Strategy for analysing epidemiological data involving genetic, endogenous, environmental factors and their interactions

It is well known that many chronic diseases, in particular cancer, diabetes and heart disease, are multifactorial, involving complex relationships between genetic predisposition and other risk factors such as diet, life style characteristics, and the physical environment. To study these, the strategy adopted in a number of large prospective cohort studies (i.e. studies that follow a group of individuals through time) currently underway worldwide is to conduct a series of sub-studies focussed on specific disease outcomes where increasingly large quantities of data from laboratory analysis and questionnaires are recorded. However, statistical tools to interpret such rich data have, as yet, failed to keep pace and the expensive data being produced are not exploited to their full potential. This project will develop improved techniques for simultaneous analysis of data measuring a wide diversity of risk factors and for evaluating their interactions. These tools will be applied to two specific case studies related to breast and lung cancer that are part of the large European Prospective Investigation on Cancer and Nutrition (over 500,000 people followed). Besides these specific analyses, the generic strategy and methodological developments are of broad interest throughout the epidemiological community, with the potential to have a profound impact on the understanding of the causes of complex diseases and on the improvement of human health. To aid the interpretation of the rich output produced by our models, we will also develop visualisation tools that could be used easily by a wide community of experts in different domains (clinicians, epidemiologists, public health specialists), thus facilitating dissemination of important research. The proposal requires extensive interdisciplinary work, combining expertise in statistical modelling, genetics, epidemiology and computing. In view of their complementary skills, the team of investigators at Imperial College is uniquely placed to successfully achieve these objectives.

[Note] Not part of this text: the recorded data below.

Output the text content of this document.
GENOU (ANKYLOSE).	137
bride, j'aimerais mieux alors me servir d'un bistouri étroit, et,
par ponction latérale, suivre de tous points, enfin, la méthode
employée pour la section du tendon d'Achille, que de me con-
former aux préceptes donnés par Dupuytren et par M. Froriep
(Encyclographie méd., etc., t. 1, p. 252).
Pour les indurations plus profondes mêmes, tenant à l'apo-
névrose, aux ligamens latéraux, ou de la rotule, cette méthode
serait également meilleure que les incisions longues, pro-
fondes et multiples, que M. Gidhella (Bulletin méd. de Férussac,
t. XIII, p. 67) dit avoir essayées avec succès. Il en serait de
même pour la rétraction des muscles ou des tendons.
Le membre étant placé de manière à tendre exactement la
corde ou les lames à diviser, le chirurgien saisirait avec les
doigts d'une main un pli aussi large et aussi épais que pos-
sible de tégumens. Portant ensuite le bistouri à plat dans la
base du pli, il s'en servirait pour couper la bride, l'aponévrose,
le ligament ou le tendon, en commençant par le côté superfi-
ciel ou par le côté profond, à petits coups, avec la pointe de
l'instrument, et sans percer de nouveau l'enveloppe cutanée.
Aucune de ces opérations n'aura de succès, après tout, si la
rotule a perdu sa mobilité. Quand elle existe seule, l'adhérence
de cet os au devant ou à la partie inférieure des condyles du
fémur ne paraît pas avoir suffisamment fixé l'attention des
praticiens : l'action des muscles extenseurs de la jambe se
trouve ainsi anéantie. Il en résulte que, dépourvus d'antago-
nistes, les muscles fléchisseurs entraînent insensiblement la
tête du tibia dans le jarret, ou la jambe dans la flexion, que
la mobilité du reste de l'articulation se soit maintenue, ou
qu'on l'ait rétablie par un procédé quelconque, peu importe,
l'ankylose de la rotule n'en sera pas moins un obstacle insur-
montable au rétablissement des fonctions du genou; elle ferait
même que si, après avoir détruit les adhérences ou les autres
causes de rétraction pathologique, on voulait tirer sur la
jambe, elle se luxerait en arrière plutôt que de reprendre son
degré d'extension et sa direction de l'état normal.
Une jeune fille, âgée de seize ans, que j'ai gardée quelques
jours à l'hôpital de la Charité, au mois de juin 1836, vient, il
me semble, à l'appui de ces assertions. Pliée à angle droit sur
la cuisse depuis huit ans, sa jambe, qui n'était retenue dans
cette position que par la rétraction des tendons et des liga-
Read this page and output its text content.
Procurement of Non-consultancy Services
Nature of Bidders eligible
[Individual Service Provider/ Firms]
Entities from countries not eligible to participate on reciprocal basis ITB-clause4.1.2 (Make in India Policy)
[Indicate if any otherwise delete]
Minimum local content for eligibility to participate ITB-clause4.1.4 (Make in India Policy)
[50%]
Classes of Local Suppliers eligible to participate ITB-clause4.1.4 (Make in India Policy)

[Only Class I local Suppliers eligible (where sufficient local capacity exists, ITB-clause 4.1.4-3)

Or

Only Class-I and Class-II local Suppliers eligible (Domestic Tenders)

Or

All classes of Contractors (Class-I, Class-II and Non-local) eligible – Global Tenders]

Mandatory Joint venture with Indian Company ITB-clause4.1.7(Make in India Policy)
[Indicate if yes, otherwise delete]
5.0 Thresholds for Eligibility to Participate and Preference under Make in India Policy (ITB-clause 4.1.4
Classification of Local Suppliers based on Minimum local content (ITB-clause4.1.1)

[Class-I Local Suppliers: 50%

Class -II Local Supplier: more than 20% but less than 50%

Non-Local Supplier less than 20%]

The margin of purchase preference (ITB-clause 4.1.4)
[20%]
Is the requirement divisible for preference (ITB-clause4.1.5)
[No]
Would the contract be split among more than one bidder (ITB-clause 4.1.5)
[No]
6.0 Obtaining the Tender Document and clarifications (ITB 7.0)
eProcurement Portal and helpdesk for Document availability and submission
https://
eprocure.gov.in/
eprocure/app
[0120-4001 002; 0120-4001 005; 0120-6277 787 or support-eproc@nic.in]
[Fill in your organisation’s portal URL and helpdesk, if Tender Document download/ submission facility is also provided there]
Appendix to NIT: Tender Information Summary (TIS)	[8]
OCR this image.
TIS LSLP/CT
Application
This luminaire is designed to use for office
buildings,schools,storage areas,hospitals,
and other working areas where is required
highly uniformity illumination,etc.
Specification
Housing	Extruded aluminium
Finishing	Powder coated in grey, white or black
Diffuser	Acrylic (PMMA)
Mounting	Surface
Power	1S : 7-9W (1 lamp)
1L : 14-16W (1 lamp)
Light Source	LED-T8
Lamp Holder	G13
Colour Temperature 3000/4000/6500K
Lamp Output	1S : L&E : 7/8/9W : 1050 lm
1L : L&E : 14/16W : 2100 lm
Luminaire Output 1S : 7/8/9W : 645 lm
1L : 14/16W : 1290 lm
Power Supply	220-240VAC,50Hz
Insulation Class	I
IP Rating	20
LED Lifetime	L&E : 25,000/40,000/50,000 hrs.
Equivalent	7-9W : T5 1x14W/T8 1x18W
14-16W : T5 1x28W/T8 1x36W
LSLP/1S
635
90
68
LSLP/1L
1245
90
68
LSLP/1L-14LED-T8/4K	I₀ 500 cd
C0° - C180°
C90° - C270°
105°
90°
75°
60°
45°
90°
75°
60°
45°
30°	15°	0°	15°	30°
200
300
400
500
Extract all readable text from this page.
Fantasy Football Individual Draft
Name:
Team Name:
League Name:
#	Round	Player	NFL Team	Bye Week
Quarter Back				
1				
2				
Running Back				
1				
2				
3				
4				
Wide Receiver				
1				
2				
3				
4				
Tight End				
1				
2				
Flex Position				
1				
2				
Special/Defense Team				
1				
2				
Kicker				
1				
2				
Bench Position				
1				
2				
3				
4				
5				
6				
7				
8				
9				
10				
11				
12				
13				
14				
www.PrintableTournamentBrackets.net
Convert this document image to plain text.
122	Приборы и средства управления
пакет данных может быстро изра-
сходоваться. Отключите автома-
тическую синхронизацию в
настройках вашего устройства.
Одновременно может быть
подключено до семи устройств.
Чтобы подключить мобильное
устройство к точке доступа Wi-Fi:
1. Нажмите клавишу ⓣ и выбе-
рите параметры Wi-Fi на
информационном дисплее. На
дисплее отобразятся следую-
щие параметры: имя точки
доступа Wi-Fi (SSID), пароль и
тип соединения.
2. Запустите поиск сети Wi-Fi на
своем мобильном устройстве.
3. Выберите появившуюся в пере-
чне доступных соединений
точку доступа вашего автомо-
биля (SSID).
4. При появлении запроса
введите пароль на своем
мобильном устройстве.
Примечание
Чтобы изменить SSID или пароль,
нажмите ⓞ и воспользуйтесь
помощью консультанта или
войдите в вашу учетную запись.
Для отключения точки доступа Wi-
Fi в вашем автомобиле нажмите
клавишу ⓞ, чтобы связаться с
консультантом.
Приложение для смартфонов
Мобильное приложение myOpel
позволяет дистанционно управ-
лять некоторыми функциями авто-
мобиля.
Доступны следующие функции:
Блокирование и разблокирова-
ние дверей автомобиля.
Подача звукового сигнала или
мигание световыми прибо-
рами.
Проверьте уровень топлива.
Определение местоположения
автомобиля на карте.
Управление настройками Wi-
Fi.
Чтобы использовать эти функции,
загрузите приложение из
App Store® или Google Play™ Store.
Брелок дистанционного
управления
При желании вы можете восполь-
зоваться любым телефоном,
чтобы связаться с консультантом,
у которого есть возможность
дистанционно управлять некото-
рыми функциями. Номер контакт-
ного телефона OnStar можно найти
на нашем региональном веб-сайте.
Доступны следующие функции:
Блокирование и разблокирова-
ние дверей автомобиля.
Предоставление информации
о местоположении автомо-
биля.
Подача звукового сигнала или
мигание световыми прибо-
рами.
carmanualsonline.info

Large prospective cohort studies where extensive covariate data is collected simultaneously on genetic variants for candidate genes, on risk factors connected to the host, to lifestyle, and to exposure to the physical environment have been recognized as one of the key designs in modern epidemiology. For such studies, estimating joint effects and interactions between the different domains apprehended (e.g. genetic, nutritional, environmental) is of high interest but a challenging task and there is a need to develop effective inferential strategies. The aim of this proposal is to capitalize on current statistical research on methods of analysis for large data sets in order to formulate and implement novel analysis strategies tailored for the paradigm of epidemiological, biological and genetic data arising from large cohort studies with biobanks. We will use the European Prospective Investigation on Cancer and Nutrition (EPIC) cohort study (over 500,000 people followed) as a paradigm to develop the implementation of our research strategy. In particular we will employ two exemplar case studies on (a) breast cancer and (b) lung cancer to test our analysis strategy: (a) The current data set contains close to 2000 BC cases and matched controls with detailed information on diet, anthropometric measurements, hormonal measurements in plasma and genotyping for 60 genes. (b) The study relates to the effect of environmental tobacco smoke and air pollution in non-smokers. 30 genes including DNA repair genes and metabolic genes have been analysed in 1500 cases and matched controls.

The methodological framework that we will mainly adopt will be that of hierarchical models and associated Bayesian computations. The models that we propose to employ stay within the broad regression framework, thus preserving epidemiologic interpretability, but we shall considerably extend its flexibility, by incorporating model-based clustering, variable selection techniques and stochastic search for interactions (e.g. gene-environment) within the regression formulation. Our aim is to develop a series of flexible regression models that will form the basis of a novel strategy for investigating main effects and patterns of interaction among complex multi-factorial epidemiological data sets. We also propose to compare our strategy to data driven analysis techniques. The key novel aspects of our approach are (i) dimension reduction techniques that are tailored to the domains investigated; (ii) the building of interpretable models that can be enriched by epidemiological knowledge; (iii) accounting for uncertainty in each class of models implemented.